Danü: Wenn ich Kaffee trinken würde, könnte ich mir jetzt einen kochen.

CW: Was ist denn das? Eine Straße aus Sand, links und rechts wird gebuddelt. Könnte mal bitte jemand den Betonmischer zur Seite schieben? Danke, sehr nett. Gut, die nächste links, dann noch zwei Blocks – oh, Sackgasse. Ich wende, ich fahre in einer Baustelle gegen die Einbahnstraße, ist so was eigentlich noch mit Führerscheinentzug zu ahnden, oder gibt das schon Bewährungsstrafe?

Danü: »Alles scheiße.« (SMS von CW, 8.14 Uhr)

CW: So, ich hab’s, jetzt noch ’n Parkplatz, puh, sind das viele Bücherkartons, Mist, kein Parkplatz, ich dreh noch ’ne Runde, ja?

Danü: Wieso parkt der denn nicht auf dem Bürgersteig?

CW: Warum ist denn gegenüber vom Büro eine Polizeistation?

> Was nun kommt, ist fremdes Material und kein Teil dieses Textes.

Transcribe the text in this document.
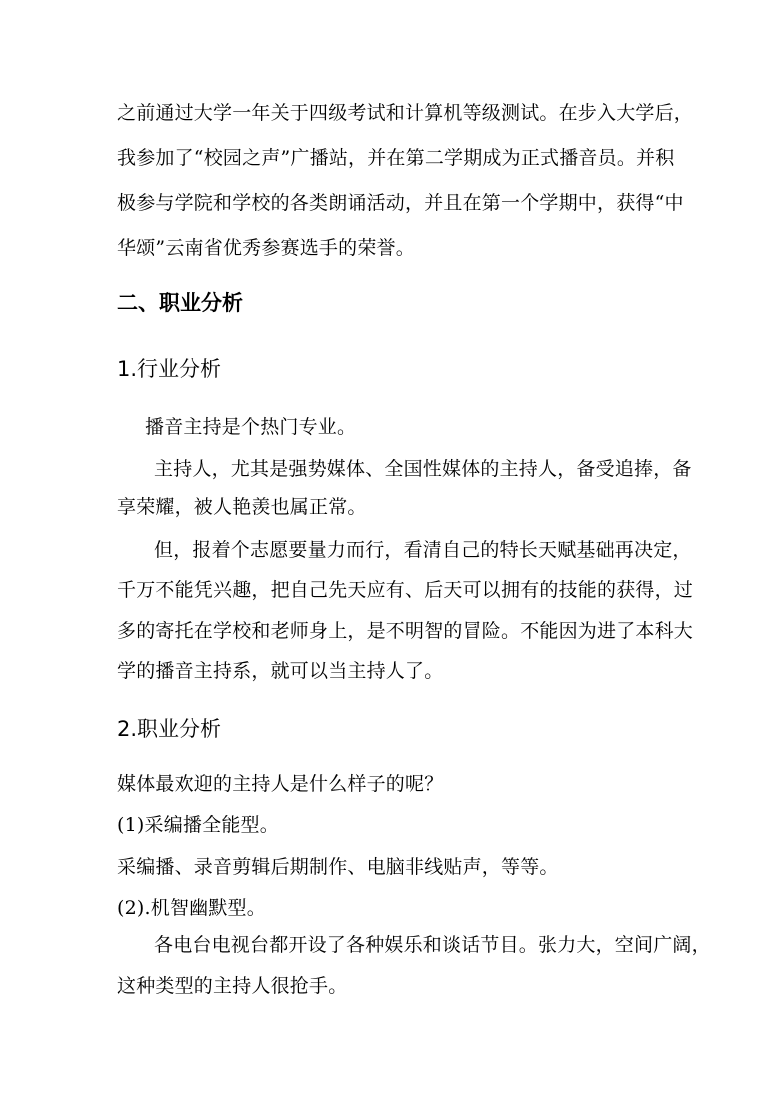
之前通过大学一年关于四级考试和计算机等级测试。在步入大学后，
我参加了“校园之声”广播站，并在第二学期成为正式播音员。并积
极参与学院和学校的各类朗诵活动，并且在第一个学期中，获得“中
华颂”云南省优秀参赛选手的荣誉。
二、职业分析
1.行业分析
播音主持是个热门专业。
主持人，尤其是强势媒体、全国性媒体的主持人，备受追捧，备
享荣耀，被人艳羡也属正常。
但，报着个志愿要量力而行，看清自己的特长天赋基础再决定，
千万不能凭兴趣，把自己先天应有、后天可以拥有的技能的获得，过
多的寄托在学校和老师身上，是不明智的冒险。不能因为进了本科大
学的播音主持系，就可以当主持人了。
2.职业分析
媒体最欢迎的主持人是什么样子的呢？
(1)采编播全能型。
采编播、录音剪辑后期制作、电脑非线贴声，等等。
(2).机智幽默型。
各电台电视台都开设了各种娱乐和谈话节目。张力大，空间广阔，
这种类型的主持人很抢手。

Danü: Weg ist er. Das kann dauern.

CW: Jetzt bin ich zum dritten Mal auf der Avenida 9 de Julio, der breitesten Straße der Welt, die gerade auch eine Großbaustelle ist, weil hier eine Metrobus-Linie entsteht. Die Busse bekommen eine eigene Spur und müssen sich nicht mehr durch den Stau quälen. Weiter im Norden der Stadt gibt es so etwas schon, und die Fahrtzeit von Palermo nach Liniers ist um 30 Prozent gesunken. Steht in der Zeitung. Eigentlich sollte man die Fahrscheine nicht mehr beim Fahrer, sondern draußen am Automaten kaufen können, aber das dauert noch ein bisschen. Auch das versprochene W-Lan im Bus lässt auf sich warten.

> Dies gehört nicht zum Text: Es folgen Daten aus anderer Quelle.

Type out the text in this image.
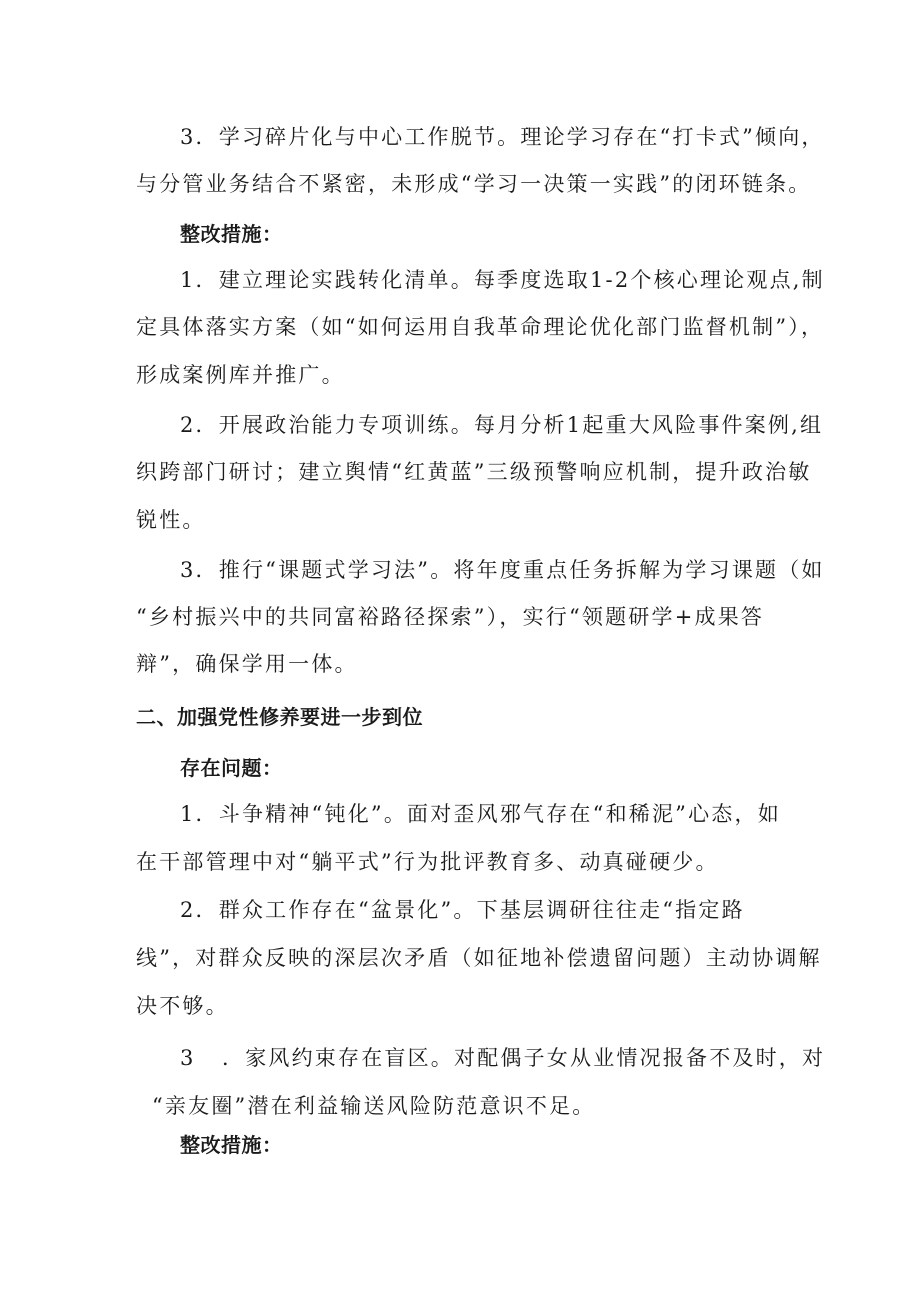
3．学习碎片化与中心工作脱节。理论学习存在“打卡式”倾向，
与分管业务结合不紧密，未形成“学习一决策一实践”的闭环链条。
整改措施：
1．建立理论实践转化清单。每季度选取1-2个核心理论观点,制
定具体落实方案（如“如何运用自我革命理论优化部门监督机制”），
形成案例库并推广。
2．开展政治能力专项训练。每月分析1起重大风险事件案例,组
织跨部门研讨；建立舆情“红黄蓝”三级预警响应机制，提升政治敏
锐性。
3．推行“课题式学习法”。将年度重点任务拆解为学习课题（如
“乡村振兴中的共同富裕路径探索”），实行“领题研学+成果答
辩”，确保学用一体。
二、加强党性修养要进一步到位
存在问题：
1．斗争精神“钝化”。面对歪风邪气存在“和稀泥”心态，如
在干部管理中对“躺平式”行为批评教育多、动真碰硬少。
2．群众工作存在“盆景化”。下基层调研往往走“指定路
线”，对群众反映的深层次矛盾（如征地补偿遗留问题）主动协调解
决不够。
3 ．家风约束存在盲区。对配偶子女从业情况报备不及时，对
“亲友圈”潜在利益输送风险防范意识不足。
整改措施：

Danü: »Riesenscheiße.« (SMS von CW, 8.25 Uhr) Ich kann leider nicht antworten, weil auf meinem Handy kein Guthaben ist. Ich bedauere das nicht im Geringsten.

CW: Mann, ich wollte um 13 Uhr in Mar del Plata sein. Das schaffen wir doch nie. Von Buenos Aires zum größten und bekanntesten Badeort Argentiniens sind es mehr als 400 Kilometer, und nirgends darf man schneller als 130 fahren. Außerdem ist Danü Schweizer, das ist doch ein komplett verweichlichter Stamm, nie einen Krieg mitgemacht und verloren, nie hungern müssen. Danü wird also viele Pausen brauchen.

Danü: Ich bin Schweizer – und Argentinier. Und denke: Ach, was würde ich für das Cliché der Geduld geben. Die werde ich wohl brauchen.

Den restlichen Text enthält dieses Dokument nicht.